Betty Can Jump was a group-devised feminist theatre performance that was first performed in January 1972 at the Pram Factory in Melbourne, Australia.

==Background and premise==
The name is derived from John and Betty, a Victorian Department of Education children's reader from 1951, where the male/female protagonists were stereotypes, playing with truck and dog and pram and cat, respectively.

The play satirised ocker characters.

==Creators and cast==
Participants in the performance included Claire Dobbin, Helen Garner, Evelyn Krape, Jude Kuring, Yvonne Marini, and Kerry Dwyer. It was directed by Dwyer, Sarah de Jong composed the music, and Mick Allan was responsible for stage design.

==Performances==
Betty Can Jump was rehearsed at the Australian Performing Group's Pram Factory, then located in Carlton, Victoria.

It was first performed on 26 January 1971 and ran until 5 March 1972.

==Impact==
Betty Can Jump led to the formation of the Women's Theatre Group in Melbourne in 1974. The group's performances included Out of the Frying Pan (1974), Sister's Delight Festival (1974), She'll be Right Mate (1976), and Edges (1977).

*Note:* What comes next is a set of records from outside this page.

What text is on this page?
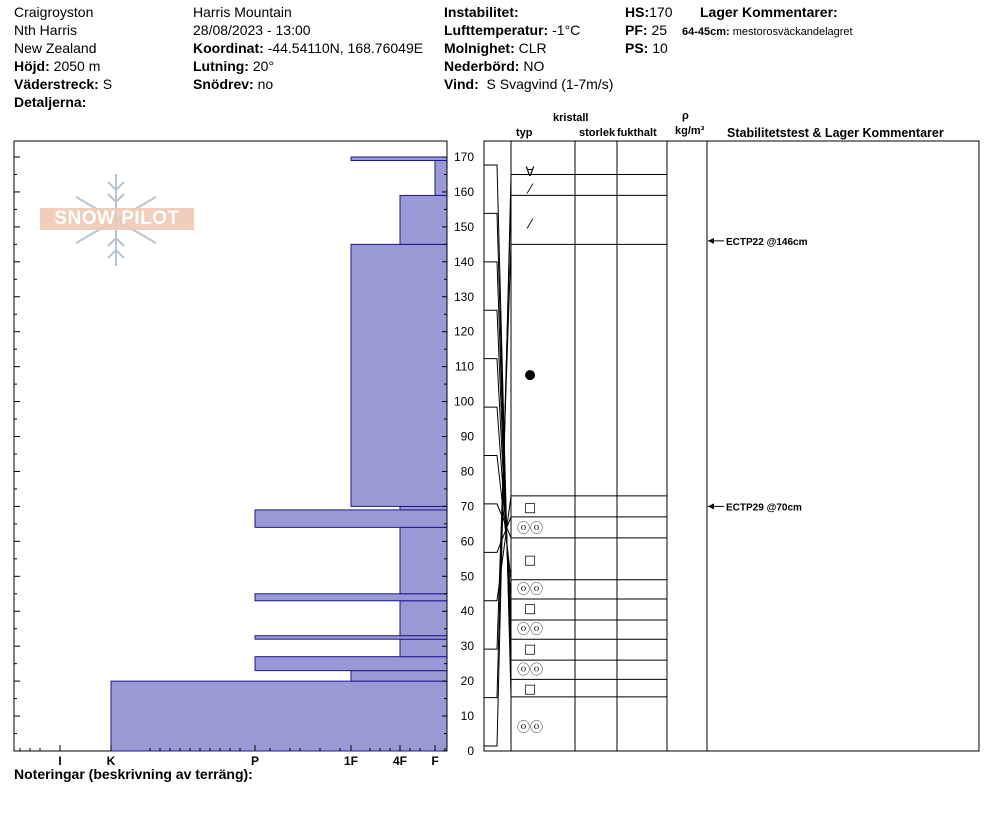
Craigroyston
Nth Harris
New Zealand
Höjd: 2050 m
Väderstreck: S
Detaljerna:
Harris Mountain
28/08/2023 - 13:00
Koordinat: -44.54110N, 168.76049E
Lutning: 20°
Snödrev: no
Instabilitet:
Lufttemperatur: -1°C
Molnighet: CLR
Nederbörd: NO
Vind: S Svagvind (1-7m/s)
HS:170
PF: 25
PS: 10
Lager Kommentarer:
64-45cm: mestorosväckandelagret
kristall
typ	storlek fukthalt
ρ
kg/m³ Stabilitetstest & Lager Kommentarer
Noteringar (beskrivning av terräng):
SNOW PILOT
I	K	P	1F	4F F
0
10
20
30
40
50
60
70
80
90
100
110
120
130
140
150
160
170
ⓞⓞ
□
ⓞⓞ
□
ⓞⓞ
□
ⓞⓞ
□
ⓞⓞ
□
●
⁄
⁄
∀
ECTP22 @146cm
ECTP29 @70cm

Betty Can Jump had a significant impact on the development of feminist theatre and thought through the 1970s. The performance was created partly as a reaction to working in the male-dominated APG, and had a very positive response. It also inspired many performers, writers, directors and others around the country, such as the Adelaide Women's Theatre Group and the Fool's Gallery in Canberra, as well as the acrobatic group Circus Oz (which spawned Wimmins Circus in 1979).